Chinese and Russian military officials are likely to have agreed to strengthen their surveillance activities to boost "strategic deterrence against Japan," sources close to the matter said Thursday, reflecting Beijing and Moscow's relations with Tokyo deteriorating recently.
But China and Russia have also decided not to carry out joint surveillance around Japan for the time being, the Chinese sources said, adding such agreements were made during an online meeting in June between senior military officials of the two countries.
Beijing and Moscow are expected to increase military activities in waters surrounding the Japanese archipelago, including the East China Sea, as they have been at odds with Tokyo over Taiwan which China regards as a renegade province to be reunified, and Russia's invasion of Ukraine, foreign affairs experts said.
On Monday, a Chinese naval ship chased a Russian warship just outside Japanese territorial waters around the Japan-controlled, China-claimed Senkaku Islands in the East China Sea.
A Chinese frigate sailed in the so-called contiguous zone of the uninhabited islands, which Beijing calls Diaoyu, for about six minutes from 7:44 a.m., chasing a Russian frigate after the nation's ship entered the waters, Japan's Defense Ministry said.
It was the first time since June 2016 that Chinese and Russian naval vessels had been spotted entering the contiguous zone at around the same time.

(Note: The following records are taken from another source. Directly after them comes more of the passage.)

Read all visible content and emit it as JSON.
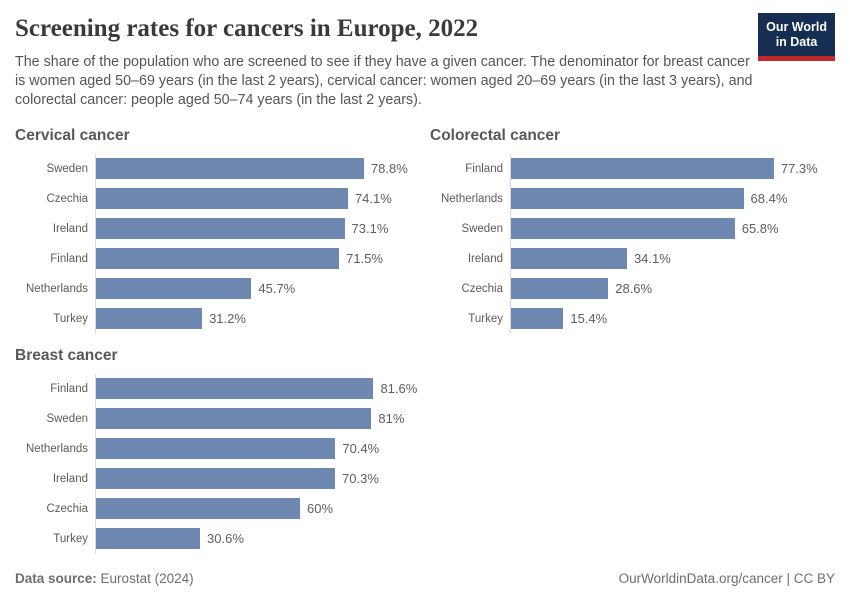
{
  "header": {
    "title": "Screening rates for cancers in Europe, 2022",
    "subtitle": "The share of the population who are screened to see if they have a given cancer. The denominator for breast cancer is women aged 50–69 years (in the last 2 years), cervical cancer: women aged 20–69 years (in the last 3 years), and colorectal cancer: people aged 50–74 years (in the last 2 years).",
    "logo": {
      "line1": "Our World",
      "line2": "in Data"
    }
  },
  "chart_data": [
    {
      "type": "bar",
      "orientation": "horizontal",
      "title": "Cervical cancer",
      "categories": [
        "Sweden",
        "Czechia",
        "Ireland",
        "Finland",
        "Netherlands",
        "Turkey"
      ],
      "values": [
        78.8,
        74.1,
        73.1,
        71.5,
        45.7,
        31.2
      ],
      "value_labels": [
        "78.8%",
        "74.1%",
        "73.1%",
        "71.5%",
        "45.7%",
        "31.2%"
      ],
      "unit": "%",
      "xlim": [
        0,
        100
      ],
      "grid": false,
      "legend": false
    },
    {
      "type": "bar",
      "orientation": "horizontal",
      "title": "Colorectal cancer",
      "categories": [
        "Finland",
        "Netherlands",
        "Sweden",
        "Ireland",
        "Czechia",
        "Turkey"
      ],
      "values": [
        77.3,
        68.4,
        65.8,
        34.1,
        28.6,
        15.4
      ],
      "value_labels": [
        "77.3%",
        "68.4%",
        "65.8%",
        "34.1%",
        "28.6%",
        "15.4%"
      ],
      "unit": "%",
      "xlim": [
        0,
        100
      ],
      "grid": false,
      "legend": false
    },
    {
      "type": "bar",
      "orientation": "horizontal",
      "title": "Breast cancer",
      "categories": [
        "Finland",
        "Sweden",
        "Netherlands",
        "Ireland",
        "Czechia",
        "Turkey"
      ],
      "values": [
        81.6,
        81,
        70.4,
        70.3,
        60,
        30.6
      ],
      "value_labels": [
        "81.6%",
        "81%",
        "70.4%",
        "70.3%",
        "60%",
        "30.6%"
      ],
      "unit": "%",
      "xlim": [
        0,
        100
      ],
      "grid": false,
      "legend": false
    }
  ],
  "footer": {
    "datasource_label": "Data source:",
    "datasource_value": "Eurostat (2024)",
    "credit": "OurWorldinData.org/cancer | CC BY"
  },
  "colors": {
    "bar": "#6f88b1",
    "axis_line": "#dadada",
    "logo_navy": "#152e52",
    "logo_red": "#c0272d"
  }
}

Over the years, Japan has lodged protests with China over repeated intrusions by Chinese coast guard ships into Japanese waters around the Senkakus.

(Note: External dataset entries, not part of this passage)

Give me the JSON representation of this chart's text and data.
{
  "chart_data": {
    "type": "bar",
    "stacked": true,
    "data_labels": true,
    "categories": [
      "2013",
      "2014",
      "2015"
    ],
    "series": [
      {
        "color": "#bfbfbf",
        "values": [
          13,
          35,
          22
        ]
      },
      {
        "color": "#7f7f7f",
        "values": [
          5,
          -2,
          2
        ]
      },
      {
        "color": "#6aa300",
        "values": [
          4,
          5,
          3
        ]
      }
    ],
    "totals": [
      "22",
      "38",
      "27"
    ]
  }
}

During the online meeting, China and Russia agreed to notify each other in advance when Russian troops get close to the Senkakus and the Taiwan Strait, according to the sources.
Monday's move by Beijing and Moscow was not a joint action, with the Chinese ship simply chasing the Russian vessel as it had received no advance notice and the Russian frigate is believed to have been near the Senkakus to avoid a typhoon, the sources said.
The agreement on advance notification is also applied when the Chinese military approaches areas near four islands controlled by Moscow off Japan's northernmost main island Hokkaido.
Japan claims the Soviet Union illegally seized the four islands -- Kunashiri, Etorofu, Shikotan and the Habomai group of islets -- soon after Japan's surrender in World War II in August 1945. The islands are called the Northern Territories by Japan and the Southern Kurils by Russia.
Tokyo's relations with Moscow have been also souring as Russia has opposed Japan's economic sanctions on the nation over the Ukraine crisis. Their negotiations for a postwar peace treaty have been suspended in recent months.
Japan has been wary of the deepening military cooperation between China and Russia of late, such as a joint flight of bombers of the two countries over the Sea of Japan, the East China Sea and the Pacific in late May.